The report said the FBI has made significant strides since the Sept. 11 terror attacks, including in sharing information with other law enforcement agencies. But it said there’s still room for improvement, especially at a time of emerging new threats such as the Islamic State and foreign fighters in Syria.
“The threats are not just knocking on the door. They’re in the room,” said former Rep. Timothy Roemer, a member of the 9/11 Commission who helped prepare the 127-page analysis.
The report was ordered by Congress to assess the FBI’s performance on national security matters, and its authors said they hoped it would be a blueprint for improvement. It was also intended to gauge how well the 9/11 Commission’s recommendations in a 2004 report are being carried out.

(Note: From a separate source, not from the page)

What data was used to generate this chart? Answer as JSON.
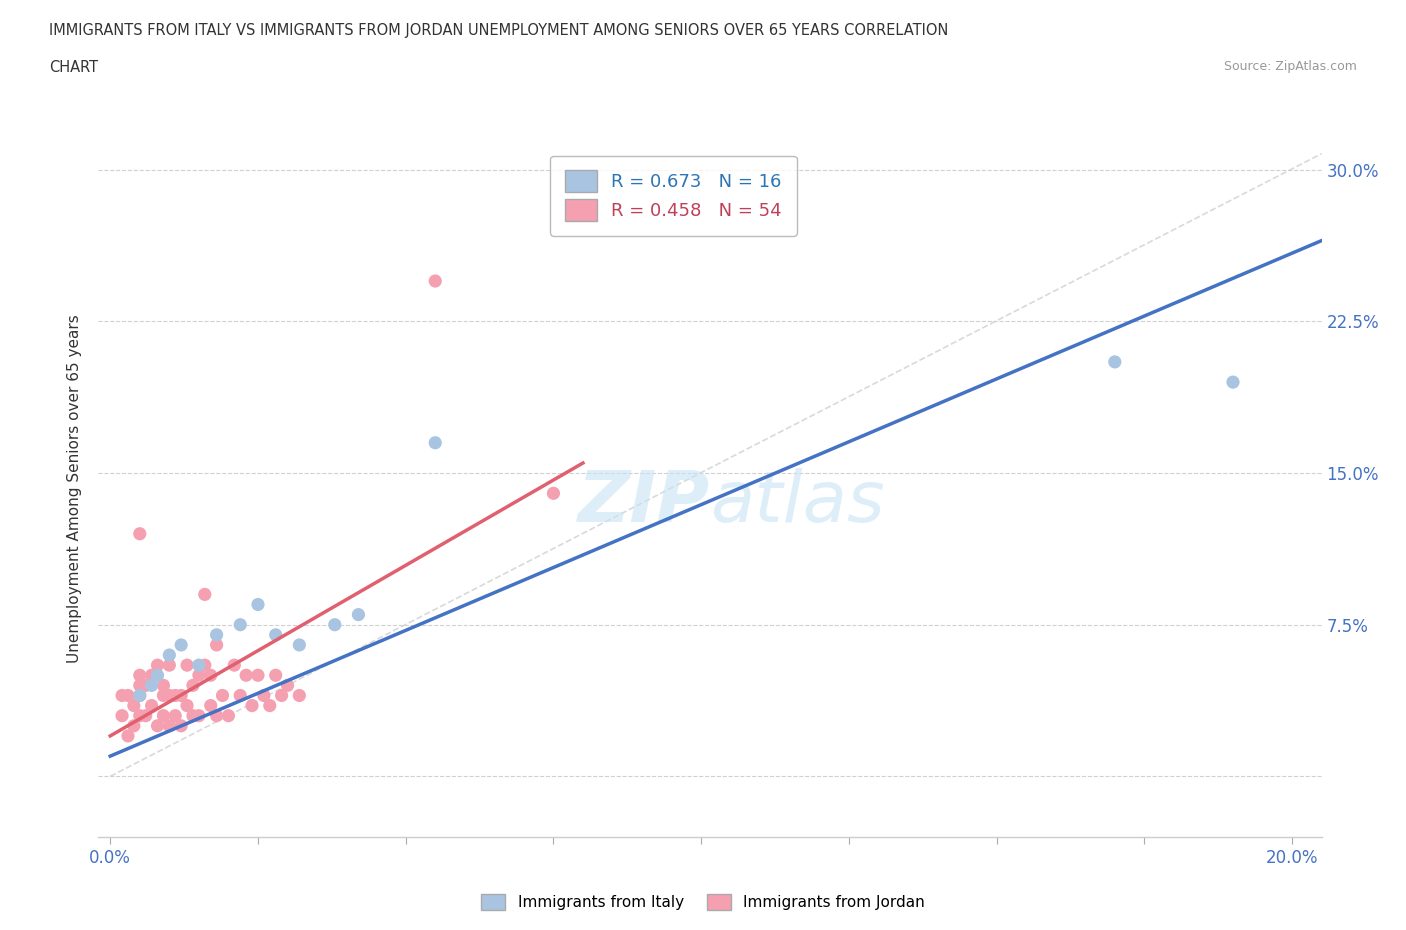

It was released as FBI Director James Comey heads to Capitol Hill to defend an $8.48 billion budget request that seeks extra funding for cyber investigations, among other changes.
Though largely positive about the FBI’s progress, the report identified several weakness, including a need for better intelligence analysis and collection, and to regard its staff of intelligence analysts as part of the “professionalized workforce.” It also said frequent leadership changes slow down the pace of improvement, and that the FBI needs better coordination with the private sector and other agencies to deal with cyber threats.
Comey said he supports most of the conclusions, though he said he disagreed with the recommendation that the FBI should not have a role in a new White House initiative to counter the radicalization of Americans through community outreach.
“I think there is an important role for the FBI to play,” Comey said, although he added that role wouldn’t touch on matters of religion.
The report looked at five terror plots and attacks in the last few years, including the 2009 Fort Hood shooting and the 2013 Boston Marathon bombing. In some cases, it found information that may have been useful — such as a 2012 outburst at a religious center by Boston Marathon bomber Tamerlan Tsarnaev — never made it to the FBI.